Istanbul, Turkey–I am a Turkish ecologist, ornithologist, and conservation biologist at Stanford University Center for Conservation Biology. I am in Istanbul, on my way to our wetland and bird conservation project in Kars, eastern Turkey. [Read about this project in an earlier NatGeo News Watch entry: Turkey’s First Island Sanctuary for Birds Is Built From an Old Dirt Road.]

My parents live 300 meters [330 yards] away from the Ayamama Stream, which flooded parts of Istanbul today.

A lot of people got affected because buildings and roads were built in or near the stream bed, which was flooded.
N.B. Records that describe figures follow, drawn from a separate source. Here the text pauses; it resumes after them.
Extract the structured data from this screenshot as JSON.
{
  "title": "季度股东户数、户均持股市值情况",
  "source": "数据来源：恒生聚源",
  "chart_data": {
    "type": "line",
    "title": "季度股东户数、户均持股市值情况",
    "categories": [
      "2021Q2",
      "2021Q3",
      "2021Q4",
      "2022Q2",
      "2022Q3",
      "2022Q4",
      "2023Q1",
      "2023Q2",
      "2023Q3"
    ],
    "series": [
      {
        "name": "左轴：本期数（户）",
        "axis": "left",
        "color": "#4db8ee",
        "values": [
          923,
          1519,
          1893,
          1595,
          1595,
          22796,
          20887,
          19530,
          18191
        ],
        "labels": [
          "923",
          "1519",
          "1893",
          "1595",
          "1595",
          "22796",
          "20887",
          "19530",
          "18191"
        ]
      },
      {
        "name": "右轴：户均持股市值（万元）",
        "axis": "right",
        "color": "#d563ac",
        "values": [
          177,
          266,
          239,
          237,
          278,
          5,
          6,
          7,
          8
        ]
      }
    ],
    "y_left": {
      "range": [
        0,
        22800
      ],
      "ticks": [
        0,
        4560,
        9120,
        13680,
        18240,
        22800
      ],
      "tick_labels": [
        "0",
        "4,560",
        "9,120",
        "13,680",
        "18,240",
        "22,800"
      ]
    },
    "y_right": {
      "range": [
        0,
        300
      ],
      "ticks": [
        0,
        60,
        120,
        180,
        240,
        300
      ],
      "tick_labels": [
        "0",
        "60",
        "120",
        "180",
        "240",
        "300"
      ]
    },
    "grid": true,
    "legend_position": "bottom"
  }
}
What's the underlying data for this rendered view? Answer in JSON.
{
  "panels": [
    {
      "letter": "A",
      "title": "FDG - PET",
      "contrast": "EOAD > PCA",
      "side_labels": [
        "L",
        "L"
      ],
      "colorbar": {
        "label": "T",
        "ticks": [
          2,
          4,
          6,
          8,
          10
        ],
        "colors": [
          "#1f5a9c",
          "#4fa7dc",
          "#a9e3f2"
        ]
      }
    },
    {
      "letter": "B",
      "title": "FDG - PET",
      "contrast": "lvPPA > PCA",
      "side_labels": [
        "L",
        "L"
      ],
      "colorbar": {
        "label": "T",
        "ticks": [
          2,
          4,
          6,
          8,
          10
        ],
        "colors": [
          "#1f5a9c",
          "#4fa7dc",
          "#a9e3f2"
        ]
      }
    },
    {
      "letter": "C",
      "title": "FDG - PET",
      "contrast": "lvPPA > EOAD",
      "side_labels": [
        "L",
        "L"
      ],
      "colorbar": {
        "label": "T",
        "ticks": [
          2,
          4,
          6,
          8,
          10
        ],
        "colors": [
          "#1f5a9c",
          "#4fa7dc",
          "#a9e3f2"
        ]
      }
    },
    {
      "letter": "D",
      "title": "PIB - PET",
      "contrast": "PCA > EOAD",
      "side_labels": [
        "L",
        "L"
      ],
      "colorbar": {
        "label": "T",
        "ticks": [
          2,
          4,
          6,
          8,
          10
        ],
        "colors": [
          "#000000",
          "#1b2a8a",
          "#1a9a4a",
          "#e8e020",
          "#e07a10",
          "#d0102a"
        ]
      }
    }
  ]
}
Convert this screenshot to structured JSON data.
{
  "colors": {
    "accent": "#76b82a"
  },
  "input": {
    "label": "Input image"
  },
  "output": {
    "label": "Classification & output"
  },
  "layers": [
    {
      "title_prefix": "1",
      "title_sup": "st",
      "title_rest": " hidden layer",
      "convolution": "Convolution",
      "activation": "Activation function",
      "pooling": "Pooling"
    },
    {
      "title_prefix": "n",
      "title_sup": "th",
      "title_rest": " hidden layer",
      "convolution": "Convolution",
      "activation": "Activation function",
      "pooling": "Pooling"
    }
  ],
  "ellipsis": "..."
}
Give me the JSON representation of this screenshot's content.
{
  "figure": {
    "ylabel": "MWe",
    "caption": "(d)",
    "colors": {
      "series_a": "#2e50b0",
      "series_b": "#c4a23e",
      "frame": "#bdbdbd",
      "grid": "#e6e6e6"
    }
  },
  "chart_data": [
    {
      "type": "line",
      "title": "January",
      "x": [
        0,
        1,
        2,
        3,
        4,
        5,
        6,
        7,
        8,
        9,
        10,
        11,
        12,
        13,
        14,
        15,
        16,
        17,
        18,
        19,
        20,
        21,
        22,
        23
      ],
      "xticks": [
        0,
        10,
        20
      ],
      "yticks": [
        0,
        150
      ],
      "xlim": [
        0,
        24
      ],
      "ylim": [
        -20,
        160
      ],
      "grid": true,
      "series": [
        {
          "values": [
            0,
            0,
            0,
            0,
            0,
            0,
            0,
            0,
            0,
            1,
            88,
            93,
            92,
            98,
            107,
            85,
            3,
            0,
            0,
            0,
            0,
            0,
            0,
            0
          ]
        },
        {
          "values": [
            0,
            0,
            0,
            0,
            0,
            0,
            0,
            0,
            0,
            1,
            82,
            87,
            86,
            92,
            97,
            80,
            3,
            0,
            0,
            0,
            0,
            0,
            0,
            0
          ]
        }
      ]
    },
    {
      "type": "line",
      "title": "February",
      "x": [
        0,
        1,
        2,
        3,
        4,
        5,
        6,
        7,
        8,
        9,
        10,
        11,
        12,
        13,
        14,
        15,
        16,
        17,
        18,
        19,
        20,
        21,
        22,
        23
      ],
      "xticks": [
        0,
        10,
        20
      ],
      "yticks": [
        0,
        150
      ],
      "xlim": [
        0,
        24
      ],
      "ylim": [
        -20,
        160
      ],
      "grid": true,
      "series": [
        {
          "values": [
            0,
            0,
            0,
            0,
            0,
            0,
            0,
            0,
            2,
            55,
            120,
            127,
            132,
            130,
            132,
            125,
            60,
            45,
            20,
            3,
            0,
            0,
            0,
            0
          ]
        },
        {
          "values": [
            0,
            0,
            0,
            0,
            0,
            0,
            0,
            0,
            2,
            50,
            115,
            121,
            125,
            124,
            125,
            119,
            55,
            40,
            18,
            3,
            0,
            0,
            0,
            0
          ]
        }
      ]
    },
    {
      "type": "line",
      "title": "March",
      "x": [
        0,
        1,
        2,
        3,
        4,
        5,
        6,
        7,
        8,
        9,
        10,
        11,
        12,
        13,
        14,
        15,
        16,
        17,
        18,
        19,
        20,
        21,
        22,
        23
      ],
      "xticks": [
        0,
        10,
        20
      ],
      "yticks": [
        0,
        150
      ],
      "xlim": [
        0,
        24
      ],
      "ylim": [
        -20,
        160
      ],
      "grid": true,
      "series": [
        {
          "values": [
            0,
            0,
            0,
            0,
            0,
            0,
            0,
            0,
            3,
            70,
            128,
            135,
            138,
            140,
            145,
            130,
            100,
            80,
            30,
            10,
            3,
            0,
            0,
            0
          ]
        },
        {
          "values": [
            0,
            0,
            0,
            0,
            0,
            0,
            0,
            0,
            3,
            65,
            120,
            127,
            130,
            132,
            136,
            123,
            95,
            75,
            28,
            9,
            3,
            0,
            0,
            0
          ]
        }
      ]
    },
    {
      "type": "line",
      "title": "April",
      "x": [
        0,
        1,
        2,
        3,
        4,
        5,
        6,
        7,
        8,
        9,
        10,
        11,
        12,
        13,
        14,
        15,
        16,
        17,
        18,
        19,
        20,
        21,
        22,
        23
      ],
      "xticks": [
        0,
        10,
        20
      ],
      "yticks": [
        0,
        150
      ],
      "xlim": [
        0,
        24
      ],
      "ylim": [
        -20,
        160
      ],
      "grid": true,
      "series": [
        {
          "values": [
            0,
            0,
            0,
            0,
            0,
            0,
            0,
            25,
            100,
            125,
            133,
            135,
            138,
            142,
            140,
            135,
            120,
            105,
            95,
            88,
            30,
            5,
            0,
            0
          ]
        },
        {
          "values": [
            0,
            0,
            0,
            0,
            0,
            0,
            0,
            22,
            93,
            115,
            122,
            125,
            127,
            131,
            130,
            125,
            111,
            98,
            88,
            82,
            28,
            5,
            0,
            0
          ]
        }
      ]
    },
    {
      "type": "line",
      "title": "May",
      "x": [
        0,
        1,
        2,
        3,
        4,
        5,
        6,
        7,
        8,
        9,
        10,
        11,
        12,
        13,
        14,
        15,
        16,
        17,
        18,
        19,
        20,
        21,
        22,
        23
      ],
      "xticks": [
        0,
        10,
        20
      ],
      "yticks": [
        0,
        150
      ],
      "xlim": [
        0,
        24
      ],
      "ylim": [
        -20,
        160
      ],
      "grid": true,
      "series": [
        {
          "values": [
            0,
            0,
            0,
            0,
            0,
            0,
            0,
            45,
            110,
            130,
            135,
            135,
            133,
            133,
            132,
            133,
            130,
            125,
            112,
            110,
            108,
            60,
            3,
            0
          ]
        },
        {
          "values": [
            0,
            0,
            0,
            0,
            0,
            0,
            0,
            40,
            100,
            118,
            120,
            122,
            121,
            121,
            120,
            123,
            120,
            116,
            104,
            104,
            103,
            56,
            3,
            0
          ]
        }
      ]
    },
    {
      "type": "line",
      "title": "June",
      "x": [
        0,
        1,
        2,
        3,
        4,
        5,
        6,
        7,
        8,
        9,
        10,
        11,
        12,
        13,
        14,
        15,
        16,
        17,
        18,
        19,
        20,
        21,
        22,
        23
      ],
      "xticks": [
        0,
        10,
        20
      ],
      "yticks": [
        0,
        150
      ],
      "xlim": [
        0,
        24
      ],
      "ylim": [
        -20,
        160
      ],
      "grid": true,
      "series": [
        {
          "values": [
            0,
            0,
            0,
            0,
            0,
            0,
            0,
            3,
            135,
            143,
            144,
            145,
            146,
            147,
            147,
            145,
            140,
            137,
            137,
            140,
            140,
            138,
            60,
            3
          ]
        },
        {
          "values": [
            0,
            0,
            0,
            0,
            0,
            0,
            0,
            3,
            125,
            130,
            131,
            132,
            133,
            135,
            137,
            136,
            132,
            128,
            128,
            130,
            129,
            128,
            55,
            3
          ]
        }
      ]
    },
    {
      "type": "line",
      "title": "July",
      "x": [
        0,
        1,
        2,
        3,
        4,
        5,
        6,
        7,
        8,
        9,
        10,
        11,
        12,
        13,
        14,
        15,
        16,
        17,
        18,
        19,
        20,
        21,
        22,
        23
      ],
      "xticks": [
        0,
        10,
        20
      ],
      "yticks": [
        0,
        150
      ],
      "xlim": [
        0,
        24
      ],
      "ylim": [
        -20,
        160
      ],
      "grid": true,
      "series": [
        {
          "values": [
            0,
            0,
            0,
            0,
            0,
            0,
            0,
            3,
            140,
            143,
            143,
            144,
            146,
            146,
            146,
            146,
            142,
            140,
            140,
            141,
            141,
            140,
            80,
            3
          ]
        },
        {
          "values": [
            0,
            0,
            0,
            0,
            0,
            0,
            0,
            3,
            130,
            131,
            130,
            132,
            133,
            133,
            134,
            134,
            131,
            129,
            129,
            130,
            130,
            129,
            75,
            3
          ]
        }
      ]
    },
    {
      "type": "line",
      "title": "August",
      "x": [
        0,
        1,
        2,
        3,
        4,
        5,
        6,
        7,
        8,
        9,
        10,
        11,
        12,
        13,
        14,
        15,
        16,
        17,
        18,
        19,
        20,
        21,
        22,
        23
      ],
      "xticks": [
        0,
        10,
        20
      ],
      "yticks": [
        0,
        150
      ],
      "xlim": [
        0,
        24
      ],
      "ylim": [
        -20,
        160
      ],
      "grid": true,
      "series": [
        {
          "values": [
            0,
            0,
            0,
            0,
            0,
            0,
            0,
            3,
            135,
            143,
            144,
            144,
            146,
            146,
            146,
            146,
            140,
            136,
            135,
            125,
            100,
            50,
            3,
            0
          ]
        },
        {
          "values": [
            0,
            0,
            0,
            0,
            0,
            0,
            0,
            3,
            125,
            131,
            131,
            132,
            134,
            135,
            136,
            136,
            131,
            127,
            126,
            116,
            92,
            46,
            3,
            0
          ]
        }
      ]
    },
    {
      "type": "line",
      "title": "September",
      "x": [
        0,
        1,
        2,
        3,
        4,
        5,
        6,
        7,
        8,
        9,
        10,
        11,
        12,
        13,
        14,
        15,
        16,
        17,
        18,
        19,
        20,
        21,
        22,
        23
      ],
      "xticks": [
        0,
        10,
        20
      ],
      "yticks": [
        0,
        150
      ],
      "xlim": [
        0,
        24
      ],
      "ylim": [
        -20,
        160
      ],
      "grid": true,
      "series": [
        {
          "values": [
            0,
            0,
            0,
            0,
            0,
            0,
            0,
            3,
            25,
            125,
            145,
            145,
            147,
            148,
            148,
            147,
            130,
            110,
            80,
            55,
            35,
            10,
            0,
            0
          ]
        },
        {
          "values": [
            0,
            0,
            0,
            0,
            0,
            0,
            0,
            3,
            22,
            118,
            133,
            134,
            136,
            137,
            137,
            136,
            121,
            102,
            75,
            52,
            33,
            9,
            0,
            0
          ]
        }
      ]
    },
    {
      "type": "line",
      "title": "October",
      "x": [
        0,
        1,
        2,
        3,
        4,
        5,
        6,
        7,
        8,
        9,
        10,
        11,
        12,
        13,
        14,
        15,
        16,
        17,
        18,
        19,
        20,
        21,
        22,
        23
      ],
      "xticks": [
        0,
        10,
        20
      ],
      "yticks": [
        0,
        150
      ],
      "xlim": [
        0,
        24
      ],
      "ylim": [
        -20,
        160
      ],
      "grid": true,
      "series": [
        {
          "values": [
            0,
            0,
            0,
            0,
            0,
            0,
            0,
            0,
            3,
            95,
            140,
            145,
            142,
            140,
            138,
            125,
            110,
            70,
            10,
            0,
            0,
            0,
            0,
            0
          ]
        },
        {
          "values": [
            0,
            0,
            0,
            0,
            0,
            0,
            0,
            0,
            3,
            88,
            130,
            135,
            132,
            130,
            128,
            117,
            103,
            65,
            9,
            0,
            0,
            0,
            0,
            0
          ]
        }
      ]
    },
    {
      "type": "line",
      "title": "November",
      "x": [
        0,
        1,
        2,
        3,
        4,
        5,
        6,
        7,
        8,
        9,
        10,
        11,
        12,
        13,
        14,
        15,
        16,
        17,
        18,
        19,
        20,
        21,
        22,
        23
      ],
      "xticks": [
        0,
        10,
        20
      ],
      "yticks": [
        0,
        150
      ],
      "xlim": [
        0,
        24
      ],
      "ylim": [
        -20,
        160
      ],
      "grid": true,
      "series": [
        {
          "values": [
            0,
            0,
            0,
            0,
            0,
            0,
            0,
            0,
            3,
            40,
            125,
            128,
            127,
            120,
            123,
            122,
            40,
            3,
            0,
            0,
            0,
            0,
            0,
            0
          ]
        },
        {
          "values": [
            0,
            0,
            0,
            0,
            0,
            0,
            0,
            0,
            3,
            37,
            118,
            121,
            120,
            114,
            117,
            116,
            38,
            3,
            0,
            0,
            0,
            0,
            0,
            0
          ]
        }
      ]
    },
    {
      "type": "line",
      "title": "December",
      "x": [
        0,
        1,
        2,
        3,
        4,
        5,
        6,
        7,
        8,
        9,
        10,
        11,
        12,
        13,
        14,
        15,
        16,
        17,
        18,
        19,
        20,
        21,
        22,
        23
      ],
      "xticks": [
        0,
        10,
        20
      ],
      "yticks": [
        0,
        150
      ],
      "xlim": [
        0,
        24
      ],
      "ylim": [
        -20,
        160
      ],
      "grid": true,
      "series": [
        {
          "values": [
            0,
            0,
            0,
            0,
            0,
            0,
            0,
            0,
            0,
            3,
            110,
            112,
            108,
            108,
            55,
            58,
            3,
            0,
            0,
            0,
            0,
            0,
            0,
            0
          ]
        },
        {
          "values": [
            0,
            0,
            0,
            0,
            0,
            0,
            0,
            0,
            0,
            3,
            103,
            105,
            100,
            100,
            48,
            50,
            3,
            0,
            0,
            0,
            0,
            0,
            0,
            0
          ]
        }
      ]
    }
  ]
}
Where my parents live, in Atakoy, there are no apartment buildings near the stream, just hobby gardens and a construction zone. I watch birds along the stream regularly and was last there only two days ago.

The stream is extremely polluted, carrying all the industrial waste and sewage of the part of Istanbul that got flooded. Still, there are 3-meter-tall reedbeds along the stream and I recorded 31 bird species so far.

Before it got polluted and industrialized, this stream and surrounding habitats would have supported over 150 bird species, especially during migration.

“The bridge I normally walk across had disappeared under reeds and trash.”

I went back today at 3 p.m. and it was quite a sight. The bridge I normally walk across had disappeared under reeds and trash. The stream had risen three meters and construction workers told me in the morning it was five meters above normal and had flooded their sheds.

Ayamama Stream was full of garbage and mud, and a TV set floated past me. The reeds were almost completely covered by water. The reeds you see on the right side of the photos [see photos here] normally form the left border of the stream.

Still, no buildings got flooded in Atakoy and nobody got hurt because there were no houses near the stream, mostly green space, construction and hobby gardens.

Video by Al Jazeera

Many watersheds in Istanbul have been built over, often illegally, and this is what happens every a few decades.

Yesterday, Istanbul received the highest daily rainfall of the last 80 years.

In Ikitelli district, ground zero, 181 millimeters/m2 of rain fell in the past 24 hours. That equals 7.24 inches, about the rainfall Phoenix, Arizona gets in an entire year.

Most loss of lives and property happened because of illegal, unplanned construction in stream beds and watersheds.

Where there was no such construction, like in Atakoy, Ayamama stream rose five meters but no one got hurt.

All these polluted streams in Istanbul need to be cleaned and turned into green spaces for the public to enjoy.

On the other hand, Atakoy itself is built upon former wetlands and is on soft ground. It is prone to earthquakes and flooding is not out of question in the future.

Cagan H. Sekercioglu is an ecologist, ornithologist and conservation biologist at Stanford University Center for Conservation Biology. His first grant from the National Geographic Committee For Research and Exploration was in 2004. His most recent grant in 2008 supports a project in Costa Rica, where he is studying what happens to birds after they leave the nest and before they become independent. Tropical songbirds in the area are on the decline, and Sekercioglu hopes to learn whether their dwindling population is mainly tied to mortality during the fledgling period of their lives.